00:00Le Sénat avait adopté un budget de la Sécu qui était conforme à vos attentes.
00:03Et alors ce matin, ça y est, vous êtes de nouveau chafouin.
00:06Oui, parce que tous ceux qui connaissent Sébastien Lecornu
00:09savent que le Premier ministre est un imitateur hors pair.
00:12Mais alors personne, et surtout pas moi, n'aurait imaginé
00:16qu'il utiliserait ce talent pour singer les pires heures du robespierrisme et du mitterrandisme.
00:22Parce que c'est bien de cela dont il s'agit, avec la dernière trouvaille des socialistes
00:26baptisés emprunts forcés pour les plus aisés.

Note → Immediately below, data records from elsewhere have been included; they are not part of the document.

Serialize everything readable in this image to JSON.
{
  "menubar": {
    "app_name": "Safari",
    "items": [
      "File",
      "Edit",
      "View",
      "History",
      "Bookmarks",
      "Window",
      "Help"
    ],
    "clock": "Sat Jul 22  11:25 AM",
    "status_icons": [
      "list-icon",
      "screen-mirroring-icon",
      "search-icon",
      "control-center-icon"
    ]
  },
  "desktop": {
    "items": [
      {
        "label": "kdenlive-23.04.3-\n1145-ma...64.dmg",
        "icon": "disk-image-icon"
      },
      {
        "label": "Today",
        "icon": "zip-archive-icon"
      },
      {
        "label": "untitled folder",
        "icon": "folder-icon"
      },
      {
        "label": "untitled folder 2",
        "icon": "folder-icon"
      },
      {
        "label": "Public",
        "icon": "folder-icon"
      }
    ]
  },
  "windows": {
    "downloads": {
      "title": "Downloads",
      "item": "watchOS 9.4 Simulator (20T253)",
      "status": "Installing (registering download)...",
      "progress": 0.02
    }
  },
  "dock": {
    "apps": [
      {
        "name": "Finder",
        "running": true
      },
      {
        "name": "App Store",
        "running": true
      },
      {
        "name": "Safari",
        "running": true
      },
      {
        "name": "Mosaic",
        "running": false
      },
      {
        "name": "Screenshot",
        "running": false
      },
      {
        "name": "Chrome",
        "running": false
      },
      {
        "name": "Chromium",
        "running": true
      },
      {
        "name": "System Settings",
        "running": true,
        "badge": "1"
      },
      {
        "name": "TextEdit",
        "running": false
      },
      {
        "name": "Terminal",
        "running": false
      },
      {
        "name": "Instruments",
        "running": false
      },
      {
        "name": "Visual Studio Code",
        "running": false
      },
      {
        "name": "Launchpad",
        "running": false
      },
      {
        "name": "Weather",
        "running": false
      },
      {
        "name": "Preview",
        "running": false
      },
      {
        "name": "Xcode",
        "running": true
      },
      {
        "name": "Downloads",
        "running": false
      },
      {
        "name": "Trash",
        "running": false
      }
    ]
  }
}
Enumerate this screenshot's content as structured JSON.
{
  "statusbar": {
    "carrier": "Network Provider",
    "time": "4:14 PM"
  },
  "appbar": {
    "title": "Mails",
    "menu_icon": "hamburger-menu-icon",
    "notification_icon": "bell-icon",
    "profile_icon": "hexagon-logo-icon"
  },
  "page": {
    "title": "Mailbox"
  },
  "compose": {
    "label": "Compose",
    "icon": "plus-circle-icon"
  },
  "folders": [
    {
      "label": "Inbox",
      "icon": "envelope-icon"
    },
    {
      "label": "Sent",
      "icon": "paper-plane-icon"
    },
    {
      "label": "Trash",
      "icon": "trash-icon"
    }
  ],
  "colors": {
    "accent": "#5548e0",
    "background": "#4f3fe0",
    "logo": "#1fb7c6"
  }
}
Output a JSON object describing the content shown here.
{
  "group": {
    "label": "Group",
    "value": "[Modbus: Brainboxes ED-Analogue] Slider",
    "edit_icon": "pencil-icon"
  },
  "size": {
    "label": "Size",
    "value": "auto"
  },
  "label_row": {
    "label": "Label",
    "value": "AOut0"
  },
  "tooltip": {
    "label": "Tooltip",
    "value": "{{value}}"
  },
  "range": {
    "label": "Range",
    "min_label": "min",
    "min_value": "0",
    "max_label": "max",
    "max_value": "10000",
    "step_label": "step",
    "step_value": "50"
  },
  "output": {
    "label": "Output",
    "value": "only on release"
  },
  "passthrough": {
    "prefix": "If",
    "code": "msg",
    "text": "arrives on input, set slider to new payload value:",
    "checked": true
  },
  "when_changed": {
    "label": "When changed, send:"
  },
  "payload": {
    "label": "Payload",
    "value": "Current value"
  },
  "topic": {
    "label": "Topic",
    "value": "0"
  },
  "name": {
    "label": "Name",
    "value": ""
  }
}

00:29Ça rime, en fait, non content d'avoir essayé sans succès d'imposer la taxe Zuckman par la grande porte.
00:36Voilà que le PS revient par la fenêtre avec un nouvel impôt sur, vous savez, les riches, encore eux, toujours eux.
00:43Alors cette fois, comme à chaque fois, il se trouvera des belles âmes pour nous expliquer,
00:47avec toutes les raisons du monde, que ça n'est pas si grave.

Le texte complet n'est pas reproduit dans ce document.